T教諭が「日の丸」の前で起立して「君が代」を歌うことができなかったのは、「日の丸・君が代」をかつての侵略戦争や植民地支配のシンボルとして捉えているからだ。あまりに深く、忌まわしい戦争と民族差別に結びついたこの旗とこの歌。これに敬意を表することは、結局のところ侵略戦争や他民族支配に、無自覚・無反省であることを意味することにほかならない。そのことは、国内外の多くの人びとの平和に生きる権利を否定することであり、民族差別を肯定することでもあって、到底、起立斉唱などなしうるものではない。

また、教師である自分が生徒の前で「日の丸・君が代」に起立斉唱することは、生徒に対する「日の丸・君が代」への敬意表明強制に加担することとして、教師としての良心が許すところではない。

T教諭は、自分の思想と、教員としての良心に恥じない姿勢を貫こうとしたのだ。日本国憲法は、このような国民の思想・良心の自由を尊重せよ、侵害してはならないと、公権力に命じている。だから、東京都教育委員会は、T教諭を、その思想・良心に基づく行為に対する偏狭な政治的・社会的圧力から擁護しなければならない。

ところが、都教委はまったく正反対のことをしている。思想・良心にしたがった真面目な教員を擁護するどころかこれを処分し、あまつさえ、これに追い打ちをかけてT教諭に「服務事故再発防止研修」という名目で、思想・良心の転向を強要しているではないか。

都教委と研修センターとは、自己の思想・良心を貫いたT教諭に、いったい何を研修せよ、何を反省せよ、というのか。

日本の行った侵略戦争と植民地支配が、実は正しいものであったと歴史観を変更せよ、というのか。侵略戦争を唱導した天皇制国家に誤りはなかったと認めよ、というのか。戦争や植民地支配を正当化した、日本の優越意識や民族差別を肯定せよというのか。あるいは、教育公務員である以上は、唯々諾々といかなる職務命令にも無批判に従えというのか。教室においては、自らの思想や良心の一切を捨てよ、というのか。思想や良心は捨てなくてもよいから、面従腹背の生き方を教師として子どもたちに模範を示せというのか。あらためて、「再発防止研修」の強行に満身の怒りを込めて抗議する。

服務事故再発防止研修には、2004年7月の司法判断がある。「研修執行停止申立に対する東京地裁決定」で、担当裁判官の名を冠して、「須藤決定」と呼ばれているものだ。

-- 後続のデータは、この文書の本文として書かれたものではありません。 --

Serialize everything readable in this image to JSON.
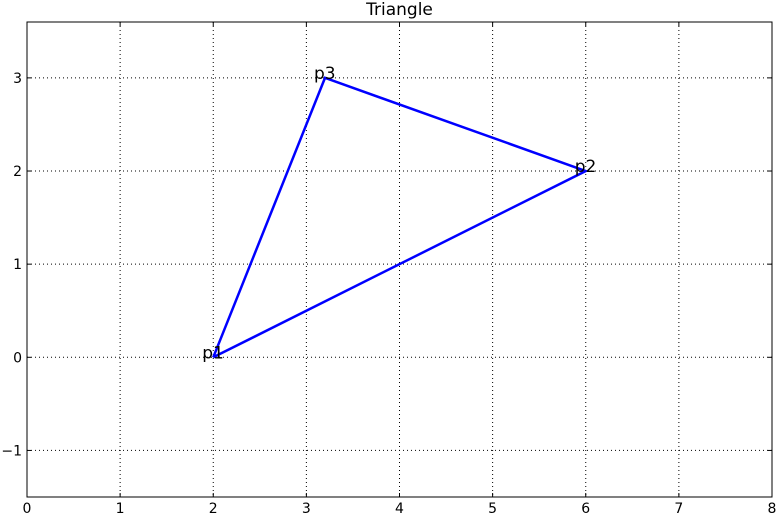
{
  "chart_data": {
    "type": "line",
    "title": "Triangle",
    "xlabel": "",
    "ylabel": "",
    "xlim": [
      0,
      8
    ],
    "ylim": [
      -1.5,
      3.6
    ],
    "xticks": [
      0,
      1,
      2,
      3,
      4,
      5,
      6,
      7,
      8
    ],
    "yticks": [
      -1,
      0,
      1,
      2,
      3
    ],
    "xtick_labels": [
      "0",
      "1",
      "2",
      "3",
      "4",
      "5",
      "6",
      "7",
      "8"
    ],
    "ytick_labels": [
      "−1",
      "0",
      "1",
      "2",
      "3"
    ],
    "grid": true,
    "grid_style": "dotted",
    "series": [
      {
        "color": "#0000ff",
        "x": [
          2,
          6,
          3.2,
          2
        ],
        "y": [
          0,
          2,
          3,
          0
        ]
      }
    ],
    "annotations": [
      {
        "text": "p1",
        "x": 2,
        "y": 0
      },
      {
        "text": "p2",
        "x": 6,
        "y": 2
      },
      {
        "text": "p3",
        "x": 3.2,
        "y": 3
      }
    ]
  }
}
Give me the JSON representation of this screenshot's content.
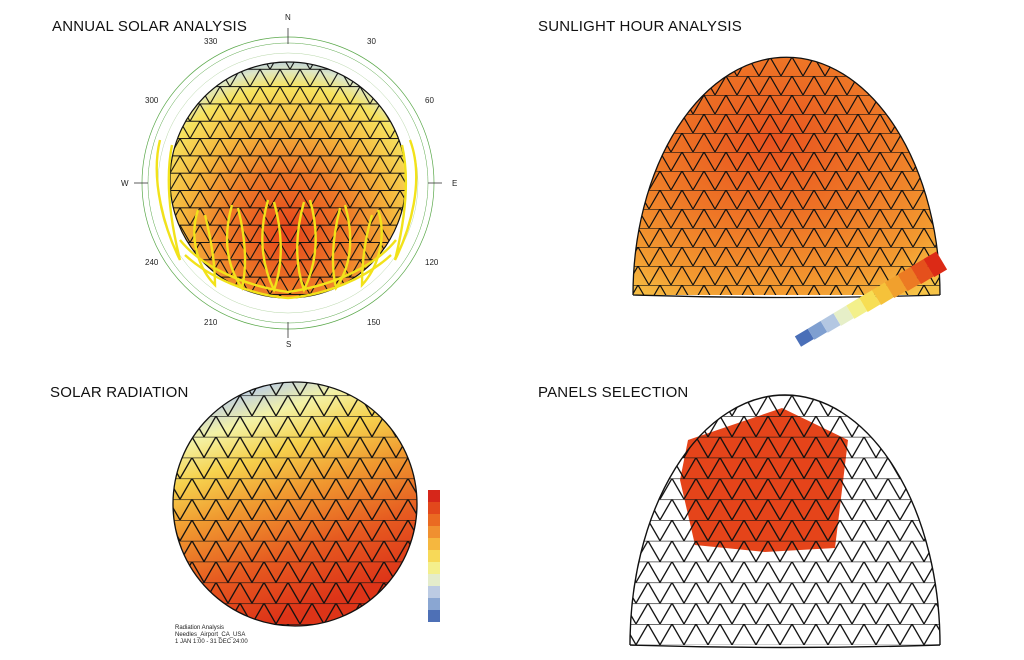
{
  "panels": {
    "annual": {
      "title": "ANNUAL SOLAR ANALYSIS"
    },
    "sunlight": {
      "title": "SUNLIGHT HOUR ANALYSIS"
    },
    "radiation": {
      "title": "SOLAR RADIATION"
    },
    "panels_selection": {
      "title": "PANELS SELECTION"
    }
  },
  "compass": {
    "north": "N",
    "south": "S",
    "east": "E",
    "west": "W",
    "deg330": "330",
    "deg30": "30",
    "deg60": "60",
    "deg300": "300",
    "deg120": "120",
    "deg240": "240",
    "deg150": "150",
    "deg210": "210"
  },
  "sunlight_legend": {
    "labels": [
      "",
      "",
      "",
      "",
      "",
      "",
      "",
      "",
      "",
      "",
      ""
    ],
    "colors": [
      "#4a6fb8",
      "#7f9fd0",
      "#b3c7e2",
      "#e6efc8",
      "#f3f08b",
      "#f7de54",
      "#f5c23a",
      "#f1a02d",
      "#ec7a23",
      "#e5501c",
      "#dc2a16"
    ]
  },
  "radiation_legend": {
    "labels": [
      "",
      "",
      "",
      "",
      "",
      "",
      "",
      "",
      "",
      "",
      ""
    ],
    "colors": [
      "#d6261a",
      "#e2481c",
      "#ea6a22",
      "#f09030",
      "#f5b73f",
      "#f7d958",
      "#f4ef8c",
      "#e4eccb",
      "#bccbe3",
      "#8aa6d2",
      "#4e70b6"
    ]
  },
  "radiation_caption": {
    "line1": "Radiation Analysis",
    "line2": "Needles_Airport_CA_USA",
    "line3": "1 JAN 1:00 - 31 DEC 24:00"
  },
  "colors": {
    "hot": "#e5441a",
    "warm": "#f29a2e",
    "mild": "#f7e463",
    "cool": "#dde9ee",
    "cold": "#98b4d8",
    "sunpath": "#f2e21a",
    "wire": "#111111",
    "compass_ring": "#5aa84a"
  }
}
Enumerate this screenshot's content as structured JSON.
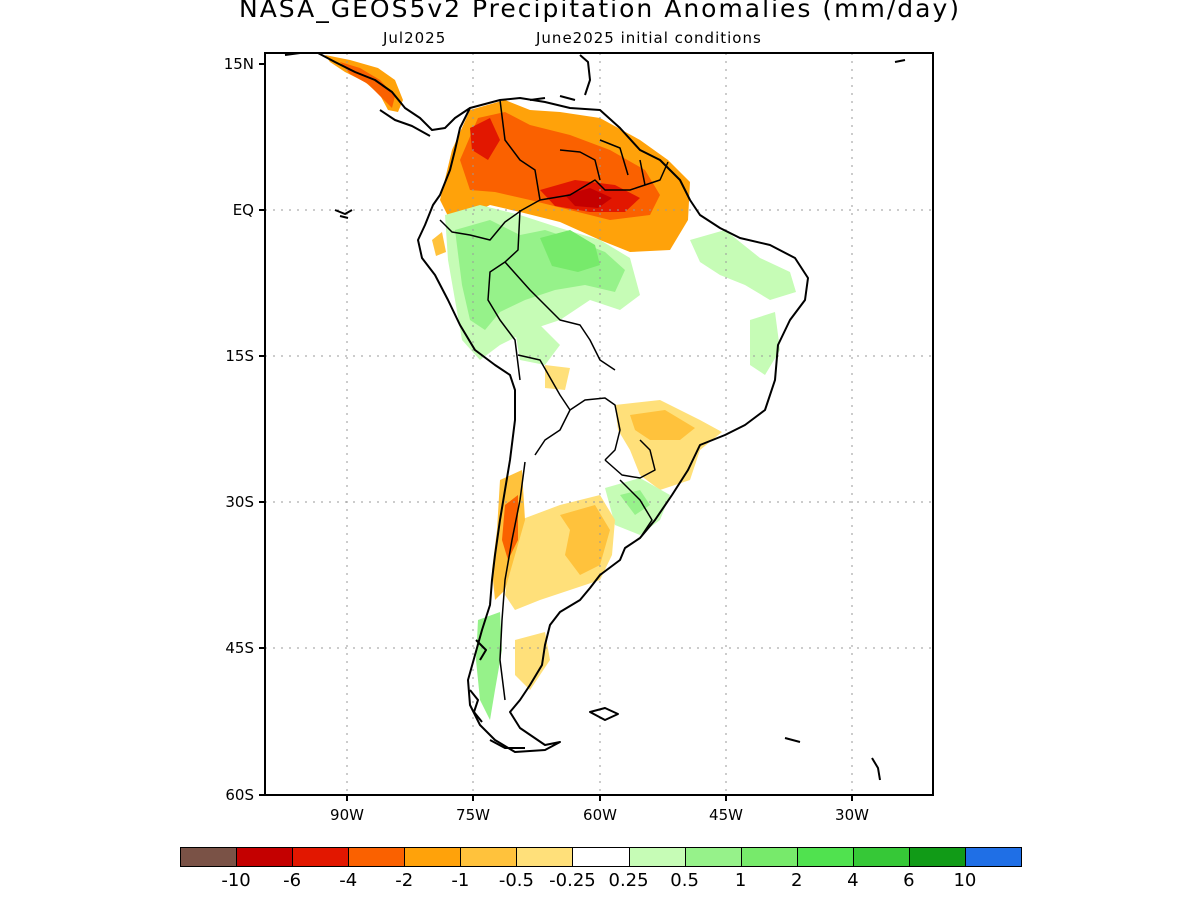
{
  "title": "NASA_GEOS5v2 Precipitation Anomalies (mm/day)",
  "subtitle_left": "Jul2025",
  "subtitle_right": "June2025 initial conditions",
  "map": {
    "region": "South America",
    "lat_labels": [
      "15N",
      "EQ",
      "15S",
      "30S",
      "45S",
      "60S"
    ],
    "lon_labels": [
      "90W",
      "75W",
      "60W",
      "45W",
      "30W"
    ],
    "lat_range": [
      -60,
      15
    ],
    "lon_range": [
      -100,
      -20
    ]
  },
  "legend": {
    "colors": [
      "#7a5246",
      "#c40000",
      "#e21700",
      "#fa6100",
      "#ffa20a",
      "#ffc23c",
      "#ffe07a",
      "#ffffff",
      "#c6fcb6",
      "#96f28a",
      "#77ea6b",
      "#50e24f",
      "#36c837",
      "#119b17",
      "#1f6fe6"
    ],
    "labels": [
      "-10",
      "-6",
      "-4",
      "-2",
      "-1",
      "-0.5",
      "-0.25",
      "0.25",
      "0.5",
      "1",
      "2",
      "4",
      "6",
      "10"
    ]
  }
}
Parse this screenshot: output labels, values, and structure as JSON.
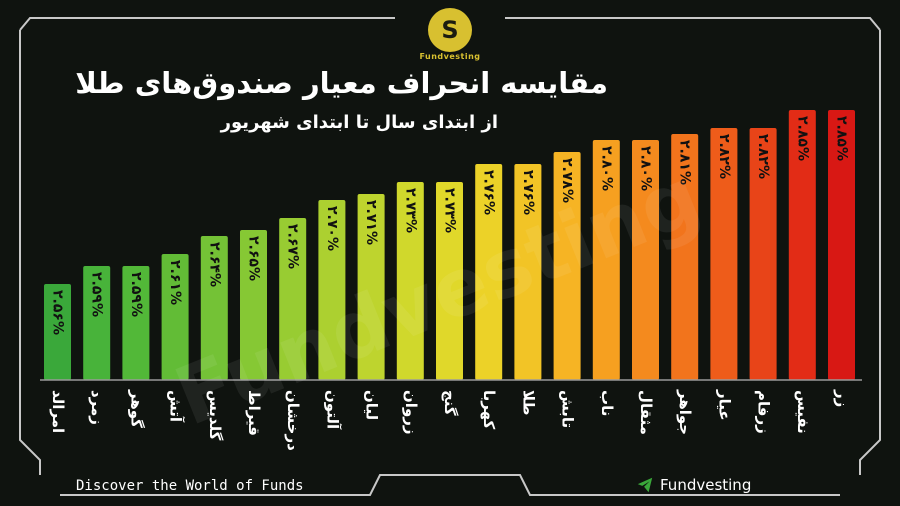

須藤決定はこう言っている。「繰り返し同一内容の研修を受けさせ、自己の非を認めさせようとするなど、公務員個人の内心の自由に踏み込み、著しい精神的苦痛を与える程度に至るものであれば、そのような研修や研修命令は合理的に許容される範囲を超えるものとして違憲違法の問題を生じる可能性があるといわなければならない」

違法の要素とされているものは、「繰り返し同一内容の研修を受けさせ」ること、「自己の非を認めさせようとする」ことである。T教諭は、確固たる自己の思想と良心に基づいて起立斉唱を拒否している。「繰りかえし同一内容の研修を受けさせる」とは、研修実施者において、服務事故とされている被研修者の行為が、実は被研修者の思想・良心にもとづく行動だと分かったあとも、研修を継続するということを意味する。思想や良心に基づく行為に対して、「自己の非を認めさせようとする」ことは許されないのだ。

T教諭に対する、同じ研修の繰りかえしは今日が4度目だ。もはや研修の名による追加処分以外のなにものでもない。既に、研修の名による、転向強制となっているではないか。

古来より、「我が心 石にあらざれば 転ずべからず」「我が心 蓆にあらざれば 巻くべからず」と言われるとおり、思想や信条、良心や信仰というものは、容易にうごかすことはできない。取り去ったり、形を変えることもできない。人が人であり、自分が自分であるための精神の核心に位置するものなのだから、公権力がこれを動かそうなどとしてはならないものなのだ。

本日、あなた方は、T教諭をここ研修センターに呼び出して、いったい何をしようというのか。けっして、教諭の思想を弾劾してはならない。良心をむち打ってはならない。憲法に反する行為に加担することのないよう、厳重に抗議と要請を申しあげる。